Hyperparameter tuning is a computationally intensive process, even when you have domain knowledge of a particular algorithm’s parameters. Bayesian Optimization is a method that uses a small amount of random grid search evaluation data to choose parameters that often far outperform those selected by intensive grid search. Below, I will outline how to use Bayesian Optimization to tune the hyperparameters in Facebook’s Prophet time-series package. We will be predicting property crime in a specific Chicago police districts at a weekly level.

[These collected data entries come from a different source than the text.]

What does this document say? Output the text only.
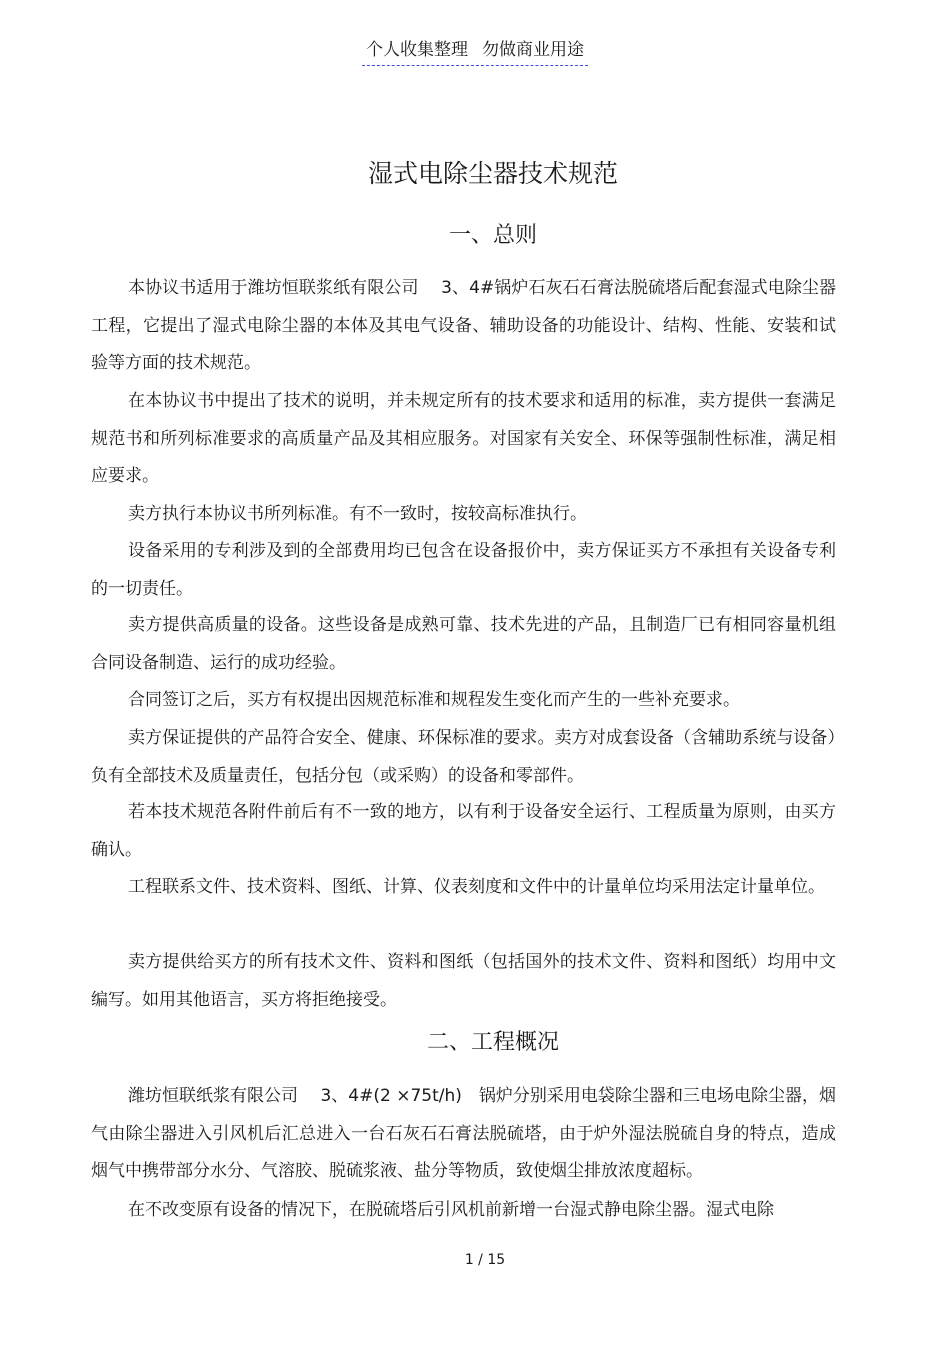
个人收集整理 勿做商业用途
湿式电除尘器技术规范
一、总则

本协议书适用于潍坊恒联浆纸有限公司　 3、4#锅炉石灰石石膏法脱硫塔后配套湿式电除尘器工程，它提出了湿式电除尘器的本体及其电气设备、辅助设备的功能设计、结构、性能、安装和试验等方面的技术规范。

在本协议书中提出了技术的说明，并未规定所有的技术要求和适用的标准，卖方提供一套满足规范书和所列标准要求的高质量产品及其相应服务。对国家有关安全、环保等强制性标准，满足相应要求。

卖方执行本协议书所列标准。有不一致时，按较高标准执行。

设备采用的专利涉及到的全部费用均已包含在设备报价中，卖方保证买方不承担有关设备专利的一切责任。

卖方提供高质量的设备。这些设备是成熟可靠、技术先进的产品，且制造厂已有相同容量机组合同设备制造、运行的成功经验。

合同签订之后，买方有权提出因规范标准和规程发生变化而产生的一些补充要求。

卖方保证提供的产品符合安全、健康、环保标准的要求。卖方对成套设备（含辅助系统与设备）负有全部技术及质量责任，包括分包（或采购）的设备和零部件。

若本技术规范各附件前后有不一致的地方，以有利于设备安全运行、工程质量为原则，由买方确认。

工程联系文件、技术资料、图纸、计算、仪表刻度和文件中的计量单位均采用法定计量单位。

卖方提供给买方的所有技术文件、资料和图纸（包括国外的技术文件、资料和图纸）均用中文编写。如用其他语言，买方将拒绝接受。

二、工程概况

潍坊恒联纸浆有限公司　 3、4#(2 ×75t/h)　锅炉分别采用电袋除尘器和三电场电除尘器，烟气由除尘器进入引风机后汇总进入一台石灰石石膏法脱硫塔，由于炉外湿法脱硫自身的特点，造成烟气中携带部分水分、气溶胶、脱硫浆液、盐分等物质，致使烟尘排放浓度超标。

在不改变原有设备的情况下，在脱硫塔后引风机前新增一台湿式静电除尘器。湿式电除

1 / 15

First, we pull all burglaries in the city since 2001. We access Chicago’s Open Data Portal through the RSocrata API interface. Then we will aggregate to counts by week and district.
library(RSocrata)
library(dplyr)
## Warning: package 'dplyr' was built under R version 3.3.3
##
## Attaching package: 'dplyr'
## The following objects are masked from 'package:stats':
##
## filter, lag
## The following objects are masked from 'package:base':
##
## intersect, setdiff, setequal, union
library(lubridate)
##
## Attaching package: 'lubridate'
## The following object is masked from 'package:base':
##
## date
fbi_code = "'05'"
url = sprintf("https://data.cityofchicago.org/resource/6zsd-86xi.json?$select=*&$where=fbi_code=%s", fbi_code)

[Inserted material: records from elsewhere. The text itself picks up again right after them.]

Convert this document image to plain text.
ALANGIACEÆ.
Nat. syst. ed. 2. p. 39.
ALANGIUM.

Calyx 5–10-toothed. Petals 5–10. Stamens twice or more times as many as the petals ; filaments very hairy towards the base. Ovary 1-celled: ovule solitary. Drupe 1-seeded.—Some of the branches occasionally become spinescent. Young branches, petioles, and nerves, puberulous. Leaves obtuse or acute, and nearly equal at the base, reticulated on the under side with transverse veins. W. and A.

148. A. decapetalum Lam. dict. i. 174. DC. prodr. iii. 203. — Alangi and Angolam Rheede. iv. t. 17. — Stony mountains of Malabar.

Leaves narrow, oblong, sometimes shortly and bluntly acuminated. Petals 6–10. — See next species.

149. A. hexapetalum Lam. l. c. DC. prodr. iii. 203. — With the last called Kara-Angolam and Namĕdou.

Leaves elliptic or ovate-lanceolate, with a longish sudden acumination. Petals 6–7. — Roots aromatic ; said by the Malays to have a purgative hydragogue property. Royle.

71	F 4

burglaries = read.socrata(url)
burglaries$date_clean = as.Date(as.POSIXct(burglaries$date, format = '%Y-%m-%d %H:%M:%S'))
burglaries$week = as.Date(cut(burglaries$date_clean, 'week'))
burglary_counts = burglaries %>%
group_by(district, week) %>%
summarise(COUNTCRIMES = length(district))
## Warning: package 'bindrcpp' was built under R version 3.3.3
head(burglary_counts)
## # A tibble: 6 x 3
## # Groups: district [1]
## district week COUNTCRIMES
## <chr> <date> <int>
## 1 001 2001-01-01 8
## 2 001 2001-01-08 6
## 3 001 2001-01-15 1
## 4 001 2001-01-22 5
## 5 001 2001-01-29 4
## 6 001 2001-02-05 6
Below, I highlight the cross validation framework for choosing the best parameters. We will use Hyndman’s Evaluation on a rolling forecasting origin method, illustrated by the graph below. The blue points represent training periods, and the red point represents validation periods. We roll over several validation periods, adding a new training period each time, and averaging our evaluation metric across all of the validation periods.
Below we set up the initial random grid for cross validation. We select random samples of parameter values that we believe to be in the correct range. These are then tested using our cross-validation format and the error metric – in this case Mean Average Percent Error (MAPE) – is calculated across the past six weeks.
library(prophet)
## Loading required package: Rcpp
## Warning: package 'Rcpp' was built under R version 3.3.3
### rolling cv period
set.seed(12345)
num_weeks = 6
dist = '004'
origin_week = as.Date(cut(Sys.Date(), 'week')) - days(7*num_weeks)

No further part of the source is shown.